Originally Posted by vanille
Originally Posted by nycindie
Is Armani reading this thread? I think it might be good to hear from him on this topic.
No. And there's nothing too new here. We do talk about everything. I'm sure I didn't paint him in a beautiful light (though I tried my best to defend him).
I do love him and am willing to do what he needs.
Well, the reason I asked is because it could be beneficial for him to see the situation "in print" and get opinions and feedback other people to whom he is not emotionally attached.
And no one here is saying or thinking Armani is a bad guy. At least, I don't think so. He's a member here and we all know you are both new to poly. But the fact remains that there is some radical inequality and unfairness operating here. Whether it is due to fear, insecurity, a sense of possessiveness and ownership over you, societal conditioning about marriage or what is proper for a wife or husband to do, he has some shit he needs to own up to (or open his eyes to, if the choices he's making is rooted in stuff that is unconscious) and deal with because it is affecting both of you.

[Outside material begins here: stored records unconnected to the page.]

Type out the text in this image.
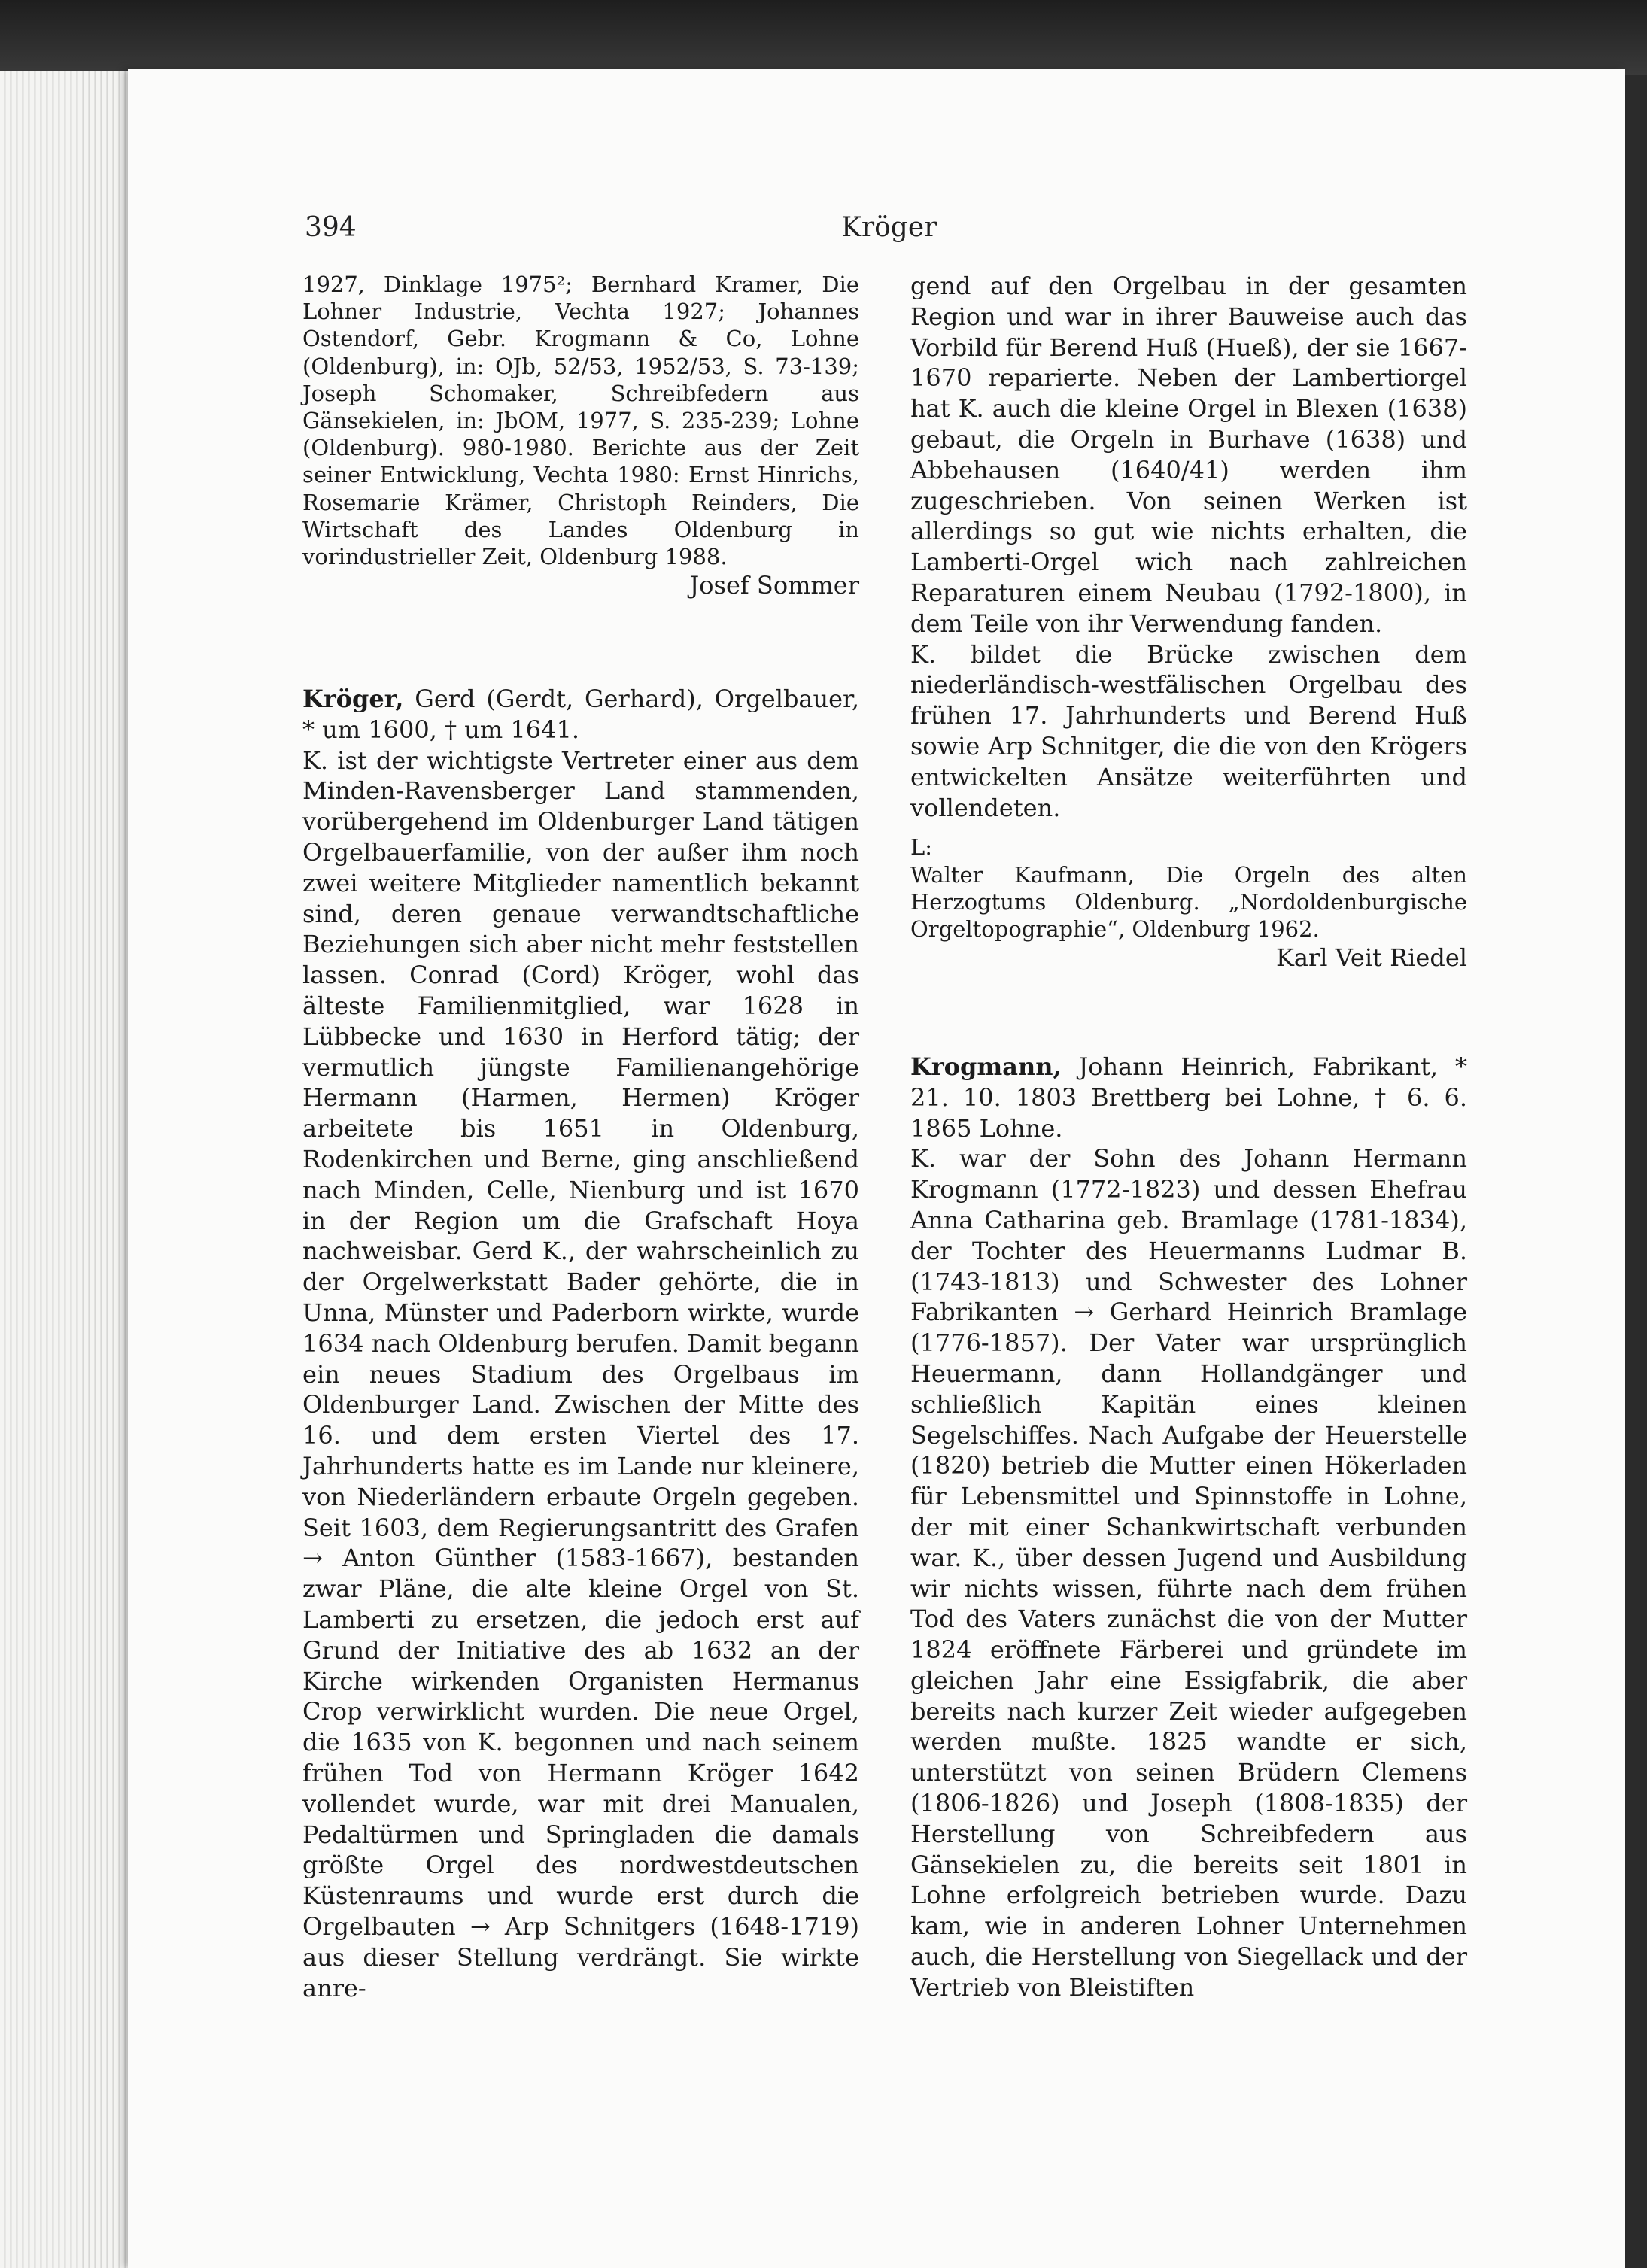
394	Kröger

1927, Dinklage 1975²; Bernhard Kramer, Die Lohner Industrie, Vechta 1927; Johannes Ostendorf, Gebr. Krogmann & Co, Lohne (Oldenburg), in: OJb, 52/53, 1952/53, S. 73-139; Joseph Schomaker, Schreibfedern aus Gänsekielen, in: JbOM, 1977, S. 235-239; Lohne (Oldenburg). 980-1980. Berichte aus der Zeit seiner Entwicklung, Vechta 1980: Ernst Hinrichs, Rosemarie Krämer, Christoph Reinders, Die Wirtschaft des Landes Oldenburg in vorindustrieller Zeit, Oldenburg 1988.

Josef Sommer

Kröger, Gerd (Gerdt, Gerhard), Orgelbauer, * um 1600, † um 1641.

K. ist der wichtigste Vertreter einer aus dem Minden-Ravensberger Land stammenden, vorübergehend im Oldenburger Land tätigen Orgelbauerfamilie, von der außer ihm noch zwei weitere Mitglieder namentlich bekannt sind, deren genaue verwandtschaftliche Beziehungen sich aber nicht mehr feststellen lassen. Conrad (Cord) Kröger, wohl das älteste Familienmitglied, war 1628 in Lübbecke und 1630 in Herford tätig; der vermutlich jüngste Familienangehörige Hermann (Harmen, Hermen) Kröger arbeitete bis 1651 in Oldenburg, Rodenkirchen und Berne, ging anschließend nach Minden, Celle, Nienburg und ist 1670 in der Region um die Grafschaft Hoya nachweisbar. Gerd K., der wahrscheinlich zu der Orgelwerkstatt Bader gehörte, die in Unna, Münster und Paderborn wirkte, wurde 1634 nach Oldenburg berufen. Damit begann ein neues Stadium des Orgelbaus im Oldenburger Land. Zwischen der Mitte des 16. und dem ersten Viertel des 17. Jahrhunderts hatte es im Lande nur kleinere, von Niederländern erbaute Orgeln gegeben. Seit 1603, dem Regierungsantritt des Grafen → Anton Günther (1583-1667), bestanden zwar Pläne, die alte kleine Orgel von St. Lamberti zu ersetzen, die jedoch erst auf Grund der Initiative des ab 1632 an der Kirche wirkenden Organisten Hermanus Crop verwirklicht wurden. Die neue Orgel, die 1635 von K. begonnen und nach seinem frühen Tod von Hermann Kröger 1642 vollendet wurde, war mit drei Manualen, Pedaltürmen und Springladen die damals größte Orgel des nordwestdeutschen Küstenraums und wurde erst durch die Orgelbauten → Arp Schnitgers (1648-1719) aus dieser Stellung verdrängt. Sie wirkte anre-

gend auf den Orgelbau in der gesamten Region und war in ihrer Bauweise auch das Vorbild für Berend Huß (Hueß), der sie 1667-1670 reparierte. Neben der Lambertiorgel hat K. auch die kleine Orgel in Blexen (1638) gebaut, die Orgeln in Burhave (1638) und Abbehausen (1640/41) werden ihm zugeschrieben. Von seinen Werken ist allerdings so gut wie nichts erhalten, die Lamberti-Orgel wich nach zahlreichen Reparaturen einem Neubau (1792-1800), in dem Teile von ihr Verwendung fanden.

K. bildet die Brücke zwischen dem niederländisch-westfälischen Orgelbau des frühen 17. Jahrhunderts und Berend Huß sowie Arp Schnitger, die die von den Krögers entwickelten Ansätze weiterführten und vollendeten.

L:

Walter Kaufmann, Die Orgeln des alten Herzogtums Oldenburg. „Nordoldenburgische Orgeltopographie“, Oldenburg 1962.

Karl Veit Riedel

Krogmann, Johann Heinrich, Fabrikant, * 21. 10. 1803 Brettberg bei Lohne, † 6. 6. 1865 Lohne.

K. war der Sohn des Johann Hermann Krogmann (1772-1823) und dessen Ehefrau Anna Catharina geb. Bramlage (1781-1834), der Tochter des Heuermanns Ludmar B. (1743-1813) und Schwester des Lohner Fabrikanten → Gerhard Heinrich Bramlage (1776-1857). Der Vater war ursprünglich Heuermann, dann Hollandgänger und schließlich Kapitän eines kleinen Segelschiffes. Nach Aufgabe der Heuerstelle (1820) betrieb die Mutter einen Hökerladen für Lebensmittel und Spinnstoffe in Lohne, der mit einer Schankwirtschaft verbunden war. K., über dessen Jugend und Ausbildung wir nichts wissen, führte nach dem frühen Tod des Vaters zunächst die von der Mutter 1824 eröffnete Färberei und gründete im gleichen Jahr eine Essigfabrik, die aber bereits nach kurzer Zeit wieder aufgegeben werden mußte. 1825 wandte er sich, unterstützt von seinen Brüdern Clemens (1806-1826) und Joseph (1808-1835) der Herstellung von Schreibfedern aus Gänsekielen zu, die bereits seit 1801 in Lohne erfolgreich betrieben wurde. Dazu kam, wie in anderen Lohner Unternehmen auch, die Herstellung von Siegellack und der Vertrieb von Bleistiften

And he may have a completely different perspective than what you perceive about the whole thing, so I would consider having him come here and read this thread. If you were here saying that you were doing something and people here felt we needed to call you on it, we'd give you the same tough love we have for him. No one is playing favorites, hon. And certainly no one is saying that you need to run right out and fuck someone to even the score and that he should be happy with it. Even if you wait another year before taking a step in the poly direction, this is about finding a way for it to work for both of you.